Testing trp mutants for dominant ERG phenotypes. A, Flies contained two copies of wild-type transgene (trp⁺) in a trp³⁴³ background. B–H, All flies contained one copy of the indicated transgenes with alanine substitutions and one copy of wild-type transgene (trp⁺) in a trp³⁴³ background. B, trp^P534A; C, trp^S538A; D, trp^R541A; E, trp^E675A; F, trp^K677A; G, trp^L683A; H, trp^F688A. Flies were stimulated with a 10 s pulse of light indicated below each trace. I, Time required for the trp^R541A/trp⁺ ERG to display a 60% return to the baseline (t₆₀). J, Amplitude of sustained ERG responses at the end of the 10 s light stimulus. K, Time required for 50% return of the ERG response after cessation of the light stimulus (t₅₀). n ≥ 6. Means ± SEM.

Figure 6.

Suppression of trp ERG phenotypes in trans-heterozygous flies. Top row and left column indicate the two corresponding mutations analyzed in the trans-heterozygous combinations.

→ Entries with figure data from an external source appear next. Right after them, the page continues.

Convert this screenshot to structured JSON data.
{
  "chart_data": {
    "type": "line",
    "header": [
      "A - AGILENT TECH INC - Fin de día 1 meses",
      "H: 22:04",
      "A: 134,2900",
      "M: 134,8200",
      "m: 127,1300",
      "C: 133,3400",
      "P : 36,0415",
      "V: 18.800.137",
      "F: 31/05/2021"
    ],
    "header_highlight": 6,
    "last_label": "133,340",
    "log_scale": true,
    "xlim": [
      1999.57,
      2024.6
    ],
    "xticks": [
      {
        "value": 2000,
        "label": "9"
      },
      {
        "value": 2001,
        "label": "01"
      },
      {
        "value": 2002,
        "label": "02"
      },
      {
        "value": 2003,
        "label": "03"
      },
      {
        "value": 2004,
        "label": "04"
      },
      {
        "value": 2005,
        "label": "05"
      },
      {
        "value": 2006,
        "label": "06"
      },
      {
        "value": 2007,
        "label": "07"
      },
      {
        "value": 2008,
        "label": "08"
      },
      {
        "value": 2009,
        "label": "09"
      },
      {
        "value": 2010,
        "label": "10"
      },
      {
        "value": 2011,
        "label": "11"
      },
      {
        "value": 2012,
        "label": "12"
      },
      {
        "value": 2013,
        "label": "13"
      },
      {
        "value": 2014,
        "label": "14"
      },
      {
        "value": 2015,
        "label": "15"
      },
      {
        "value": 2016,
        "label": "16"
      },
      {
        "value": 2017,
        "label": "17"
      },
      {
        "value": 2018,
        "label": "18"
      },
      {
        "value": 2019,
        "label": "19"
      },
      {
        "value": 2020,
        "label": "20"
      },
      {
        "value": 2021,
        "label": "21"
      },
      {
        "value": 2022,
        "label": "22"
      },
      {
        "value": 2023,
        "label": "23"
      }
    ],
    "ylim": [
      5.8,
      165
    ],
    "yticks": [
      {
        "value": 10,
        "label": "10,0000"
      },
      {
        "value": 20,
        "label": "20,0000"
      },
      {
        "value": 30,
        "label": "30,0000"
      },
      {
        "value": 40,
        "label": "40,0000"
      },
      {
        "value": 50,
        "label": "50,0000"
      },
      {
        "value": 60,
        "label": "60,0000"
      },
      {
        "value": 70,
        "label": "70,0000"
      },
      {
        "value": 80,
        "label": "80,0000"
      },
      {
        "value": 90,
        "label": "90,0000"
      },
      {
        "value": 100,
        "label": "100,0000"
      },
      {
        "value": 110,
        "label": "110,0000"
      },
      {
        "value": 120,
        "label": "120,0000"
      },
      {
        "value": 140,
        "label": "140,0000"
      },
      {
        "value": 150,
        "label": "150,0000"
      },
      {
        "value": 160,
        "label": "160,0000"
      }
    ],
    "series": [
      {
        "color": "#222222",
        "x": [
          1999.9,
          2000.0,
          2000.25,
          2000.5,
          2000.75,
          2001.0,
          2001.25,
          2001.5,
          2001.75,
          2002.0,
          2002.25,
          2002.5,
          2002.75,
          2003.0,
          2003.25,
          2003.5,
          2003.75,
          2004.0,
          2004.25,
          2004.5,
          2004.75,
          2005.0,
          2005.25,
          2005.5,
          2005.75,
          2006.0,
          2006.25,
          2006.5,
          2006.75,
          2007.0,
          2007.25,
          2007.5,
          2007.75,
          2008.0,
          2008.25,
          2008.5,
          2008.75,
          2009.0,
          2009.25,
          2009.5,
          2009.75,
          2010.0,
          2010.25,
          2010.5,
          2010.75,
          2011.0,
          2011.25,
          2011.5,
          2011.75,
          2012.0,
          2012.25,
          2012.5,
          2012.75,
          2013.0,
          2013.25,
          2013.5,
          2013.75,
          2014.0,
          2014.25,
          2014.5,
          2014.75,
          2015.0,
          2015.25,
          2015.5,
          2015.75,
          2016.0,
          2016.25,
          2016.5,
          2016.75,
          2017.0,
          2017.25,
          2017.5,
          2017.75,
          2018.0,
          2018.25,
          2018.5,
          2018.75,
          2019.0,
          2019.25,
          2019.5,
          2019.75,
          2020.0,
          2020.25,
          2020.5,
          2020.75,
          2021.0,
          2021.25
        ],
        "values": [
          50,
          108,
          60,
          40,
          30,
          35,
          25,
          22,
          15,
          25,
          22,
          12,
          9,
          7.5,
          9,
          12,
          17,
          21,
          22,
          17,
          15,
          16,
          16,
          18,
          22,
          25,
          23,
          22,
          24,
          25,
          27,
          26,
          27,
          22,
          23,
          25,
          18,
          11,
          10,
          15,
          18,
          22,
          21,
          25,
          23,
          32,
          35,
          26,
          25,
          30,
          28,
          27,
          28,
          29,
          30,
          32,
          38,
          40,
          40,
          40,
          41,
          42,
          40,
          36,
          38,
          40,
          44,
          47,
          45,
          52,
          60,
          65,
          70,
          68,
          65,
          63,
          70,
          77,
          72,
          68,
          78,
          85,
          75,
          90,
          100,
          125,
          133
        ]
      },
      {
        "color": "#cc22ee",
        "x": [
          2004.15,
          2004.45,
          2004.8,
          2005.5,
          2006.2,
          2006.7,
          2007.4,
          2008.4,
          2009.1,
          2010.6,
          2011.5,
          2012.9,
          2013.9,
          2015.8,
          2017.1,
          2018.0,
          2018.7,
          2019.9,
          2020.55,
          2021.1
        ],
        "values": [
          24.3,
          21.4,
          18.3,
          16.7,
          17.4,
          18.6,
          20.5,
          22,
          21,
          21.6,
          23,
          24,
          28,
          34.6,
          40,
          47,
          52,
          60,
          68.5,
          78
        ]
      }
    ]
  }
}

Flies were stimulated with a 10 s pulse of light indicated below each trace. The ERG traces are shown in the corresponding boxes.

Figure 7.

Quantification of ERGs of trans-heterozygous flies, shown in Figure 6. A, Quantification of the time required for 60% return to the baseline (t₆₀) of the indicated trans-heterozygous combinations. Comparisons are to trp³⁴³. B, Amplitude of sustained depolarization responses at the end of the 10 s light stimulus. C, Time required for 50% return of the ERG response after cessation of the light stimulus (t₅₀). n ≥ 6. Means ± SEM. D, The backbones and side chains of L535 to R541 showing local hydrogen bonds between these residues, indicated by arrows.